Humourously enough, when I worked on a team that was writing a graphical web browser for mobile in the late 90's [1], they used a display list for rendering.
The reasoning was somewhat different, web pages were essentially static (we didn't do "DHTML"), if the page rendering process could generate an efficient display list, then the page source could be discarded, and only the display list needed to be held in memory, this rendering could then be pipelined with reading the page over the network, so the entire page was never in memory.
Full Disclosure: while I later wrote significant components of this browser (EcmaScript, WmlScript, SSL, WTLS, JPEG, PNG), the work I'm describing was entirely done by other people!
[1] - I joined in 97, the first public demo was at GSM World Congress Feb 98
I developed a hypermedia browser called HyperTIES for NeWS that was scriptable in FORTH, and whose formatter could output FORTH code to layout and paginate an article for a particular screen size, which could be saved out in a binary FORTH image that you could restart quickly.
The FORTH code then downloaded PostScript code into the NeWS server, where it would be executed in the server to draw the page.
It even had an Emacs interface written in Mocklisp!
Now that this is closer to shipping, I'm curious what impact this would have on battery life. On the one hand, this is lighting up more silicon; on the other hand: a faster race to sleep, perhaps?
Have there been any measurements on what the end result is on a typical modern laptop?
Just tried it with the Nightly by setting gfx.webrender.enabled to true in about:config. Wow, that thing flies. It's seriously amazing. And so far no bugs or visual inconsistencies I could detect. Firefox is really making great progress on this front!

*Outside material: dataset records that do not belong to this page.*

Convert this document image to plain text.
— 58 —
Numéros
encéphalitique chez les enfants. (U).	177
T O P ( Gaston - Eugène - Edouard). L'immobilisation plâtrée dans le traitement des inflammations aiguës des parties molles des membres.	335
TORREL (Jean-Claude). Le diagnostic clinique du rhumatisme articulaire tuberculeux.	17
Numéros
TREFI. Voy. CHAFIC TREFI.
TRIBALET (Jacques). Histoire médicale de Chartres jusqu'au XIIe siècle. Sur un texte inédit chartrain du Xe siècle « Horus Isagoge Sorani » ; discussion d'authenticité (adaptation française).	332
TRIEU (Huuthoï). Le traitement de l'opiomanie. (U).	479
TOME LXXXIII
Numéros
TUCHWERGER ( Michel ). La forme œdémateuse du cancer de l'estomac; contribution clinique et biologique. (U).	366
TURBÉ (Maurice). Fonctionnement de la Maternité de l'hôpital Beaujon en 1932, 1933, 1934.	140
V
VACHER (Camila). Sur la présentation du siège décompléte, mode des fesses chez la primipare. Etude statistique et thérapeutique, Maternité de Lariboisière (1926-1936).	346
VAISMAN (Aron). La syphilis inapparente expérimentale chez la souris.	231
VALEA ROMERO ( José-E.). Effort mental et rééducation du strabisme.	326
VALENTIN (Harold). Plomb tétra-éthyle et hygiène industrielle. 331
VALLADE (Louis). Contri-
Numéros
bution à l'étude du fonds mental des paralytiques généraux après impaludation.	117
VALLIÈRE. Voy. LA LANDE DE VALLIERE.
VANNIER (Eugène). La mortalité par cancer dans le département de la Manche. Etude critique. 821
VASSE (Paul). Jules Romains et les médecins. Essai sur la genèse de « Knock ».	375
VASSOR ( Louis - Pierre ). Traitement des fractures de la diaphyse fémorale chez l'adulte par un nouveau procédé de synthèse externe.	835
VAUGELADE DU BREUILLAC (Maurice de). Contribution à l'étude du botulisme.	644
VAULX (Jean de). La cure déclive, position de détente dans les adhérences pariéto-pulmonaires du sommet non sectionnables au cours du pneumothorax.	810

There's more steps necessary to enable WebRender in full capacity.
I presume, though, that things are buggier then and the potentially introduced performance drops might actually make it feel slower for now. I don't know, though, I haven't tested it with just gfx.webrender.enabled.
If only it were as simple as just using Loop-Blinn. :) The technique described there will produce unacceptably bad antialiasing for body text. Loop-Blinn is fine if you want fast rendering with medium quality antialiasing, though. (Incidentally, it's better to just use supersampling or MLAA-style antialiasing with Loop-Blinn and not try to do the fancy shader-based AA described in that article.)
Additionally, the original Loop-Blinn technique uses a constrained Delaunay triangulation to produce the mesh, which is too expensive (O(n^3) IIRC) to compute in real time. You need a faster technique, which is really tricky because it has to preserve curves (splitting when convex hulls intersect) and deal with self-intersection. Most of the work in Pathfinder 2 has gone into optimizing this step. In practice people usually use the stencil buffer to compute the fill rule, which hurts performance as it effectively computes the winding number from scratch for each pixel.
The good news is that it's quite possible to render glyphs quickly and with excellent antialiasing on the GPU using other techniques. There's lots of miscellaneous engineering work to do, but I'm pretty confident in Pathfinder's approach these days.
The name "WebRender" is unfortunate though. Things with a "Web" prefix - "Web Animations", "WebAssembly", "WebVR" - are typically cross-browser standards. This is just a new approach Firefox is using for rendering. It doesn't appear to be part of any standard.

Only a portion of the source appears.